BN leaders are having a field day criticising Pakatan Harapan leaders who had previously taken an anti-Lynas stance, after Entrepreneur Development Minister Mohd Redzuan Yusof reportedly said the rare earth company can remain in Malaysia.
Under fire, anti-Lynas activists within Harapan have lashed out at Redzuan.
"I hope Redzuan will focus on matters within his scope of responsibility and not make irresponsible statements on behalf on the Energy, Science, Technology, Environment and Climate Change Ministry and the government, on an issue which is not within his jurisdiction," Bentong MP Wong Tack said today.
Yesterday, Redzuan was quoted by Utusan Malaysia as saying that the government will allow Lynas to remain in the country so as to inspire confidence for foreign direct investment.
Wong Tack said Redzuan was likely "ignorant" of Lynas' violations or that he may have been influenced by "spin."
"Rejecting Lynas is based on environmental injustice and violations of a country’s laws, rules and procedures. It has nothing to do with FDI. Lumping them together is absurd," he said in a statement.

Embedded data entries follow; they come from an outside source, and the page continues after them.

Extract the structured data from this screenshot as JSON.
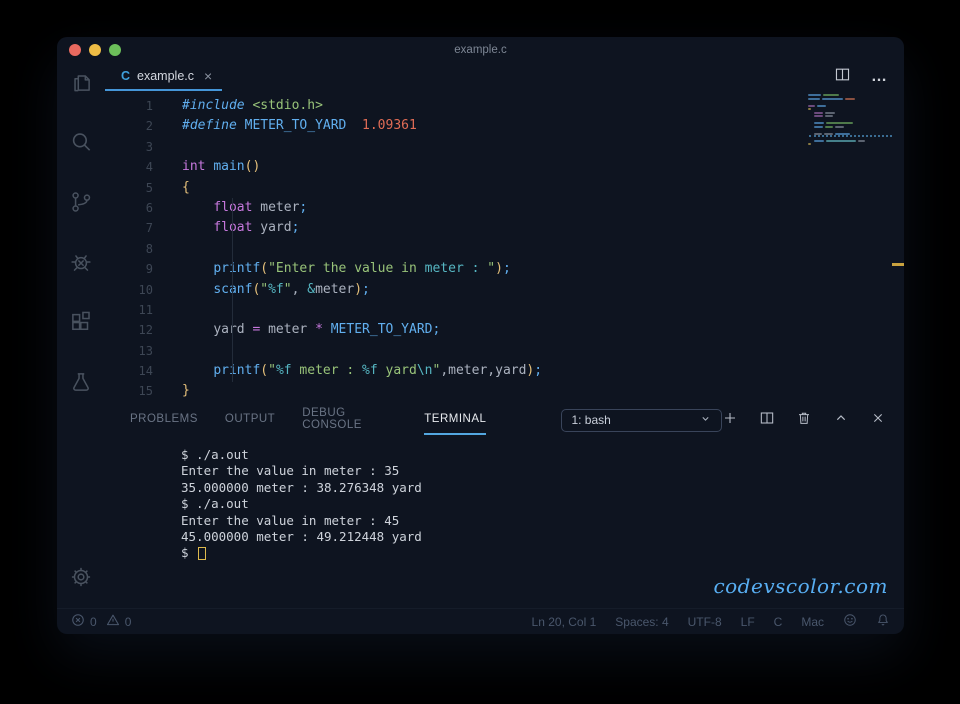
{
  "window": {
    "title": "example.c"
  },
  "tab": {
    "label": "example.c",
    "lang_badge": "C",
    "close_glyph": "×"
  },
  "editor": {
    "lines": [
      {
        "n": "1",
        "tokens": [
          [
            "#include ",
            "dir"
          ],
          [
            "<stdio.h>",
            "str"
          ]
        ]
      },
      {
        "n": "2",
        "tokens": [
          [
            "#define ",
            "dir"
          ],
          [
            "METER_TO_YARD",
            "macro"
          ],
          [
            "  ",
            "pln"
          ],
          [
            "1.09361",
            "num"
          ]
        ]
      },
      {
        "n": "3",
        "tokens": []
      },
      {
        "n": "4",
        "tokens": [
          [
            "int ",
            "kw"
          ],
          [
            "main",
            "fn"
          ],
          [
            "()",
            "br"
          ]
        ]
      },
      {
        "n": "5",
        "tokens": [
          [
            "{",
            "br"
          ]
        ]
      },
      {
        "n": "6",
        "tokens": [
          [
            "    ",
            "pln"
          ],
          [
            "float ",
            "kw"
          ],
          [
            "meter",
            "pln"
          ],
          [
            ";",
            "pun"
          ]
        ]
      },
      {
        "n": "7",
        "tokens": [
          [
            "    ",
            "pln"
          ],
          [
            "float ",
            "kw"
          ],
          [
            "yard",
            "pln"
          ],
          [
            ";",
            "pun"
          ]
        ]
      },
      {
        "n": "8",
        "tokens": []
      },
      {
        "n": "9",
        "tokens": [
          [
            "    ",
            "pln"
          ],
          [
            "printf",
            "fn"
          ],
          [
            "(",
            "br"
          ],
          [
            "\"Enter the value in ",
            "str"
          ],
          [
            "meter : ",
            "esc"
          ],
          [
            "\"",
            "str"
          ],
          [
            ")",
            "br"
          ],
          [
            ";",
            "pun"
          ]
        ]
      },
      {
        "n": "10",
        "tokens": [
          [
            "    ",
            "pln"
          ],
          [
            "scanf",
            "fn"
          ],
          [
            "(",
            "br"
          ],
          [
            "\"",
            "str"
          ],
          [
            "%f",
            "esc"
          ],
          [
            "\"",
            "str"
          ],
          [
            ", ",
            "pln"
          ],
          [
            "&",
            "esc"
          ],
          [
            "meter",
            "pln"
          ],
          [
            ")",
            "br"
          ],
          [
            ";",
            "pun"
          ]
        ]
      },
      {
        "n": "11",
        "tokens": []
      },
      {
        "n": "12",
        "tokens": [
          [
            "    ",
            "pln"
          ],
          [
            "yard ",
            "pln"
          ],
          [
            "=",
            "opr"
          ],
          [
            " meter ",
            "pln"
          ],
          [
            "*",
            "opr"
          ],
          [
            " ",
            "pln"
          ],
          [
            "METER_TO_YARD",
            "macro"
          ],
          [
            ";",
            "pun"
          ]
        ]
      },
      {
        "n": "13",
        "tokens": []
      },
      {
        "n": "14",
        "tokens": [
          [
            "    ",
            "pln"
          ],
          [
            "printf",
            "fn"
          ],
          [
            "(",
            "br"
          ],
          [
            "\"",
            "str"
          ],
          [
            "%f",
            "esc"
          ],
          [
            " meter : ",
            "str"
          ],
          [
            "%f",
            "esc"
          ],
          [
            " yard",
            "str"
          ],
          [
            "\\n",
            "esc"
          ],
          [
            "\"",
            "str"
          ],
          [
            ",meter,yard",
            "pln"
          ],
          [
            ")",
            "br"
          ],
          [
            ";",
            "pun"
          ]
        ]
      },
      {
        "n": "15",
        "tokens": [
          [
            "}",
            "br"
          ]
        ]
      }
    ]
  },
  "panel": {
    "tabs": [
      {
        "label": "PROBLEMS",
        "active": false
      },
      {
        "label": "OUTPUT",
        "active": false
      },
      {
        "label": "DEBUG CONSOLE",
        "active": false
      },
      {
        "label": "TERMINAL",
        "active": true
      }
    ],
    "dropdown_label": "1: bash"
  },
  "terminal": {
    "lines": [
      "$ ./a.out",
      "Enter the value in meter : 35",
      "35.000000 meter : 38.276348 yard",
      "$ ./a.out",
      "Enter the value in meter : 45",
      "45.000000 meter : 49.212448 yard"
    ],
    "last_prompt": "$ "
  },
  "watermark": "codevscolor.com",
  "status_bar": {
    "errors": "0",
    "warnings": "0",
    "items": [
      "Ln 20, Col 1",
      "Spaces: 4",
      "UTF-8",
      "LF",
      "C",
      "Mac"
    ]
  },
  "colors": {
    "accent_blue": "#4596d8",
    "terminal_underline": "#53a7e0",
    "string_green": "#98c379",
    "keyword_purple": "#c678dd",
    "function_blue": "#61afef",
    "number_orange": "#e06c55",
    "format_teal": "#56b6c2",
    "bracket_gold": "#e5c07b",
    "cursor_yellow": "#ddb94d",
    "watermark_blue": "#58aef2",
    "ruler_mark_yellow": "#c9a23f"
  }
}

Earlier, Kuantan MP Fuziah Salleh, who is also a minister in the prime minister's department, had said it was "unfortunate" that many in the government had bought into Lynas' narrative.
Lynas had stressed that its rare earth processing plant in Gebeng complies with strict government regulations.
Meanwhile, BN leaders have capitalised on Redzuan's statement, highlighting Harapan leaders' campaigns against Lynas before they came into power.
Former prime minister Najib Abdul Razak shared an old video of DAP secretary-general Lim Guan Eng warning of a radioactive disaster in Kuantan.
"Guan Eng is no longer afraid of a nuclear explosion... Harapan is no longer worried that the people will turn into mutants.
"Last time: stop Lynas, save Malaysia; now: continue Lynas, save Malaysia," he said on Facebook.
Joining in was MCA president Wee Ka Siong, who questioned whether Wong Tack was following the minister's statement.
"Wong Tack, please fulfil your promise, don't become someone who cannot walk the talk," he said on the social media platform.
Wong Tack was among key figures who led protests against the Lynas plant.
The Lynas Advanced Material Plant (Lamp) produces two kinds of waste, namely radioactive water leech purification (WLP) and neutralisation underflow (NUF) waste – the latter of which, while not radioactive, carries the risk of heavy metal contamination.
Up to December last year, the accumulated WLP residue at Lynas' facility was 451,564 tonnes, while NUF amounted to 1.113 million tonnes.
Lynas intends to store the NUF pending research to process and commercialise the waste.
In December, the Energy, Science, Technology, Environment and Climate Change Ministry said Lynas must remove its radioactive WLP waste from Malaysia.
As for the non-radioactive NUF, Lynas was instructed to submit an action plan on its disposal.
However, the company may still be required to remove the NUF if the government does not approve of its storage facility.
Lynas has maintained that it complies with strict government regulations and that the products it intends to produce from the waste will be safe.